英国規制当局 顧客資金の保管制度について諮問

フォレックス・マグネイト日本版より配信】

英FSAは、投資関連ビジネスを行う企業が預かる顧客資金及び保管資産(併せて「顧客資産」と呼ぶ)について多くの改革案を諮問案(CP)及び審議案(DP)として公開した。

欧州金融市場基本規則(EMIR)による改革依頼に加えて、英FSAは、企業が顧客資産の保護のやり方について早急な対応が求められる改革案を提案した。
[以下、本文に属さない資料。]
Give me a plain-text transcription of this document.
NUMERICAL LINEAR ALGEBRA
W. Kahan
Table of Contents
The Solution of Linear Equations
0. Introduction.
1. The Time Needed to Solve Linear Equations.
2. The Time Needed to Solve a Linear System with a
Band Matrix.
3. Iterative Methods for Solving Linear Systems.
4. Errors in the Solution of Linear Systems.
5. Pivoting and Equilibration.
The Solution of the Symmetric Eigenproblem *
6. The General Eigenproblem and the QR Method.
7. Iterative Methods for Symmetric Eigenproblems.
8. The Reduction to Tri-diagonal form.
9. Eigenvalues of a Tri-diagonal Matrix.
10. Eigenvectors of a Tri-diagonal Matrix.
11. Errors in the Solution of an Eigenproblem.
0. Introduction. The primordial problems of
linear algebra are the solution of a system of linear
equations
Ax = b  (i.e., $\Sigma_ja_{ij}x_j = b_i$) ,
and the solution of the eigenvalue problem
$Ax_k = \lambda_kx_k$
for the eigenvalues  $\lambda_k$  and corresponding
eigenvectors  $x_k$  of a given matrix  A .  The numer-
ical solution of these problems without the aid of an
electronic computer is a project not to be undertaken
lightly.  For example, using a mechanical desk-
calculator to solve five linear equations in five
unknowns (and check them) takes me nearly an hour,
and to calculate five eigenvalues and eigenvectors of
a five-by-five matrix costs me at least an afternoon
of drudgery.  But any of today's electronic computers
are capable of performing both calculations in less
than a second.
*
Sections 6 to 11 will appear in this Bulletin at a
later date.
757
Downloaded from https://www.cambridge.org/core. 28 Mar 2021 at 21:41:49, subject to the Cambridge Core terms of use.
FSAは、投資関連企業が破綻した場合に、顧客資産が適切に保護されるよう最適な方法を見出すために意見を求めている。

本日の提案は、3つの首題に纏められる。

その1:EMIRに伴う変更
EMIRによって導入される対策の一つは、クリアリング・メンバー(決済機構会員、ブローカー等)が破綻した場合に、他のバック・アップ・クリアリング・メンバーに顧客のポジションや関連資金をスムーズに移管できるように、中央決済機構(CCP)又はクリアリング・ハウス(決済機関)を準備することだ。

これらの変更は、現行のルール上で行われている、顧客資金を分別管理により分別し、(破綻の際に)顧客に資金を返還するやり方の代わりに、CCP制度で取引口座を持つ顧客の資金は、分別口座から分離し、直接、資金の移管、返還ができるようにすることを意味する。

その2:複数の分別保管制度の導入
EMIR規則の導入は、CCPに預けてある顧客資金を保護するやり方について、企業に裁量を与えている。FSAはさらに踏み込んで、投資関連ビジネスに関係する、すべての企業が顧客資金を保管する際に同様の裁量を与える方向で提案している。これは、20年以上に亘って行われてきた顧客資金管理体制に重大な変更を与える「顧客資金の複数分別管理」の導入を意味する。

現行の顧客資金管理は、投資関連企業が破綻した場合、単一分別管理がベースとなっている。しかし、今回の提案は、各企業が顧客と同意すれば、合法的に、顧客資金をサブ・プールに分別することができるとしており、(既存の単一プールに比べて)多くの優位点を含んでいる。

今回の案では、顧客資金の特定のサブ・プールでの顧客資金の不足が起きないように、サブ・プールごとの管理体制を導入する。ある企業のすべての顧客が特定のサブ・プールの損失を全体で負担し合うことがない様にする。サブ・プールについて不要な論議を避け、顧客資金の返還率と返還スピードをあげるため、特定のサブ・プールから直接、顧客資金を返還できるようにすることを目指している。

FSAは、投資関連ビジネスの関連企業が、顧客と合意の上で、顧客資金のサブ・プールを設定できるように提案している。例えば、ある企業は、他の投資関連ビジネスと区分して、プライム・ブローカレッジ・ビジネス向けに、顧客資金のサブ・プールを作りたいと思うだろう。一方、顧客は他の顧客資金と区別される、自分自身のサブ・プールを持つことに同意するだろ。FSAは、各企業が顧客の各サブ・プールを、例えば、ホールセール向け顧客分又はリテール向け顧客分などと分けることも視野に入れている。

その3:顧客資金管理体制、より良い結果を得るために
その3は、審議案(DP)で示した、FSAがすでに開始している顧客資金と保管資産の管理体制の基本的な見直しである。この見直しは、企業が破綻した際に、より良い結果を素早く導く管理体制を実現することに焦点があてられている。一方、認識しておかなければならないのは、倒産関連法規は、FSAルールではなく、(会社法等の)基本法であるということだ。この見直しは、これまでに発生した、リーマンブラザーズやMFグローバルの破綻例から浮かび上がった、業界のニーズに基づいている。

見直しの目的:
投資関連ビジネスの企業が破綻した際には、速やかに最大限の顧客資金を返還し、破綻の影響を極力抑える必要がある。審議案(DP)は、FSAが考えている多くの変更案を開示している。一方、FSAは、この件に関する英国の健全な体制を堅持するための一般からの提案を受け付けている。

FSAの顧客資金管理部門のリーダーであるRichard Sutcliffe氏は、「新たな顧客資金の保護制度を整備することは、現在のFSAの優先事項の一つであり、英国の金融市場が今後も投資家にとって安心して投資できる市場であるための長い道のりだ。EMIRの要請に加え、FSAは、業界へのさらなる安全弁を提供したい。顧客資金のサブ・プール管理手法の導入は、20年以上を経て、はじめて起きる著しい変革だ。今回の抜本的な見直しは、これまでの破綻劇からの教訓を踏まえた、ディベート(討議)を求めている。」と述べた。